Suas Características

A Bíblia ensina que o julgamento do cristão é algo sério e solene, mormente porque inclui para este a possibilidade de:

  • “dano” ou “perda” (1 Cor 3:15; 2 Jo 8);
  • de ficar envergonhado diante d’Ele “na sua vinda” (1 Jo 2:28);
  • e de se queimar o trabalho de toda a sua vida (1 Cor 3:13-15).

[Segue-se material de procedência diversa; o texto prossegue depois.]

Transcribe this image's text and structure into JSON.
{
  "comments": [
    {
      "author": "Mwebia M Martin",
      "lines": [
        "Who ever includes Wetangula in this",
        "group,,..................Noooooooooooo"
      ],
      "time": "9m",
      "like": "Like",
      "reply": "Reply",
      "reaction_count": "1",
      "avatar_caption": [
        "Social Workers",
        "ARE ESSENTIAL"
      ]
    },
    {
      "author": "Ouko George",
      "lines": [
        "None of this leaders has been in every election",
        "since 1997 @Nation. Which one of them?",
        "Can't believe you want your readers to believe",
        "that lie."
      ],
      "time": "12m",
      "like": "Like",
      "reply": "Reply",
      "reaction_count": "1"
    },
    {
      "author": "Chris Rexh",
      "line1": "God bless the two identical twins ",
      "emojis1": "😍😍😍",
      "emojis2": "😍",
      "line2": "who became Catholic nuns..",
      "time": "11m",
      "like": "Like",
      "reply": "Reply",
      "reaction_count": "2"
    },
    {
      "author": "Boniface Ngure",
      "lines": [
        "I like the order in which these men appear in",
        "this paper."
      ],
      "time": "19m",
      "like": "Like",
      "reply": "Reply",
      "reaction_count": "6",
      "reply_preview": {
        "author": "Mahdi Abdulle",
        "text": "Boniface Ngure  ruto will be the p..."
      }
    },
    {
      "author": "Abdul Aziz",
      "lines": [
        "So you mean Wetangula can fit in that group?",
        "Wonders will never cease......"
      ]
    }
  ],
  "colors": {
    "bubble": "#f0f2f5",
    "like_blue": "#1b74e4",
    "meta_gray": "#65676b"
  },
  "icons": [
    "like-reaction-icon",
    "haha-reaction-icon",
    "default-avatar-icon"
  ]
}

Esse julgamento não é para sua salvação, ou condenação. É um julgamento de obras.

Sua Transparência

Tudo será conhecido. A palavra “compareceremos” (no grego, phaneroo) significa “tornar conhecido aberta ou publicamente”. Deus examinará e revelará, abertamente, na sua exata realidade:

  • Nossos atos secretos (Mc 4:22; Rm 2:16);
  • Nosso caráter (Rm 2:5-11);
  • Nossas palavras (Mt 12:36-37);
  • Nossas boas obras (Ef 6:8);
  • Nossas atitudes (Mt 5:22); nossos motivos (1 Cor 4:5);
  • Nossa falta de amor (Cl 3:23-4:1);
  • Nosso trabalho e ministério (1 Cor 3:13).

O Propósito

O cristão terá que prestar contas da sua fidelidade ou infidelidade a Deus (Mt 25:21, 23; 1 Cor 4:2-5) e das suas práticas e ações, tendo em vista a graça, a oportunidade e o conhecimento que recebeu (Lc 12:48; Jo 5:24; Rm 8:1). As más ações do cristão, quando ele se arrepende, são perdoadas no que diz respeito ao castigo eterno (Rm 8:1), mas são levadas em conta quanto a sua recompensa. “Aquele que faz injustiça receberá em troco a injustiça feita; e nisto não há acepção de pessoas” (Cl 3:25). As boas ações e amor do cristão são lembrados por Deus e por Ele recompensados (Hb 6:10). Veja Ef 6:8… “cada um, se fizer alguma coisa boa, receberá isso outra vez do Senhor”. A expressão “mal”, no versículo 10, tem o sentido de “inútil”.

Os Resultados

Os resultados específicos do julgamento do crente serão vários:

  • A perda da alegria (1 Jo 2:28);
  • A aprovação divina (Mt 25:21);
  • Tarefas e autoridade (Mt 25:14-30);
  • Posição (Mt 5:19; 19:30);
  • Recompensa (1 Cor 3:12-14; Fp 3:14; 2 Tm 4:8);
  • Honra (Rm 2:10; 1 Pe 1:7).

No presente, a perspectiva de um iminente julgamento do cristão deve:

  • Aperfeiçoar nele o temor do Senhor (2 Cor 5:11; Fp 2:12; 1 Pe 1:17);
  • Levá-lo a ser sóbrio, a vigiar e a orar (1 Pe 4:5-7);
  • A viver em santa conduta e piedade (2 Pe 3:11);
  • A demonstrar misericórdia e bondade a todos (Mt 5:7; 2 Tm 1:16-18).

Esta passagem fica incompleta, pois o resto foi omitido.